日本語で「暮らし」という言葉を使うときは、単なる物質的な側面だけでなく、心の満足や生活の質、幸福感なども含めて、広い意味での日常のあり方を表現することが多いですね。人生も、「暮らし」に関連される言葉になるようです。
村上春樹氏のエッセイ、「うずまき猫のみつけかた」を読んでみました。
普段の私はエッセイの類はあまり読まないのですが、愛読している小説家の村上春樹氏のエッセイには興味を抱くようになりました。

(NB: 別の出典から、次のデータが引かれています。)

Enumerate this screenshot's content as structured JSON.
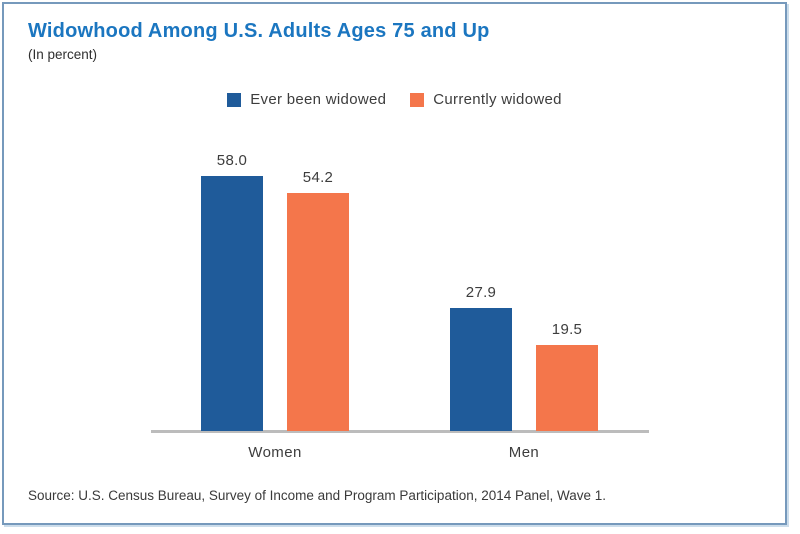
{
  "header": {
    "title": "Widowhood Among U.S. Adults Ages 75 and Up",
    "subtitle": "(In percent)"
  },
  "footer": {
    "source": "Source: U.S. Census Bureau, Survey of Income and Program Participation, 2014 Panel, Wave 1."
  },
  "colors": {
    "title_blue": "#1b76c0",
    "frame_border": "#7699bc",
    "axis_gray": "#bcbcbc",
    "label_text": "#3d3d3d",
    "series1_blue": "#1f5b9a",
    "series2_orange": "#f4764b"
  },
  "chart_data": {
    "type": "bar",
    "title": "Widowhood Among U.S. Adults Ages 75 and Up",
    "subtitle": "(In percent)",
    "categories": [
      "Women",
      "Men"
    ],
    "series": [
      {
        "name": "Ever been widowed",
        "color": "#1f5b9a",
        "values": [
          58.0,
          27.9
        ],
        "labels": [
          "58.0",
          "27.9"
        ]
      },
      {
        "name": "Currently widowed",
        "color": "#f4764b",
        "values": [
          54.2,
          19.5
        ],
        "labels": [
          "54.2",
          "19.5"
        ]
      }
    ],
    "ylim": [
      0,
      65
    ],
    "grid": false,
    "y_axis_hidden": true,
    "legend_position": "top-center",
    "value_labels": "above-bars"
  }
}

興味深い文章が書かれていましたので、引用したいと思います。
僕は学校を出て以来どこの組織にも属することなく一人でこつこつと生きてきたわけだけれど、その二十年ちょっとのあいだに身をもって学んだ事実がひとつだけある。
それは「個人と組織が喧嘩をしたら、まず間違いなく組織のほうが勝つ」ということだ。これはあまり心温まる結論とは言えないけれど、しょうがない、間違いのない事実です。(中略)
でも、それでもやはり僕らは「いやはや疲れるなぁ」と思いながらも、孤立奮闘していかなければならない。なぜなら、個人が個人として生きていくこと、そしてその存在基盤を世界に指し示すこと、それが小説を書くことの意味だと僕は思っているからだ。
この文章を読んで、アマゾンのKDPで小説をリリースしている自分自身の身の振り方を考え、深い感銘を受けたのです。
無名の著者である私は、多くの読者から目を向けて頂けるような小説の書き手ではありません。それでも、村上氏の文章を読んで、書き続けていくことが「小説を書くことの意味」なのだと、読後感として勇気をもらったような気分になりました。
たとえ満足に小説が売れなくとも、読まれなくても、孤立奮闘していかなければならない。そのように思ってしまいます。引用した文章はおそらく、小説家として歩み続けることの決意、覚悟の表れの文章ではないかと推測しているのですが。また村上春樹氏の文章を読んでいて、ふと、ギリヤーク尼ヶ崎さんのことが頭に浮かんできました。
ギリヤーク尼ヶ崎さんは三十代後半になって大道芸人に転向した後、生計のすべてを観衆からの「おひねり」で賄いました。これで生活できなければ芸が未熟で芸人の資格がない、ということだと語ったそうです。しかし尼ヶ崎さん自身が「おひねり」で生活できるようになったのは、六十歳を過ぎてからのようでした。
遠い日のようにも感じられるほど過去のことですが、最寄駅から電車で十五分ほどかかるところにある大きな公園でギリヤーク尼ヶ崎さんの公演があることを知りました。私は迷うことなく行ってみることにしました。
公演終了後、奇遇にも近くのカフェでギリヤーク尼ヶ崎さんと数十分ほどお話をする機会がありました。
会話の合間に浮かべる、愛嬌のある笑顔がとても印象的でした。とても優しいまなざしをされる方です。そして何よりも、当時七十歳の御年にも関わらずとても若々しく思える綺麗な姿勢がでした。ギリヤーク尼ヶ崎さんのことを思い浮かべると、いまでも残像のように蘇ってきます。
切なくなるような、ロマンスが滲んでいる感覚を呼び覚ますような物語。そんな恋愛小説のかたちを描いてゆきたいと考えています。応援していただければ幸いです。よろしくお願い致します。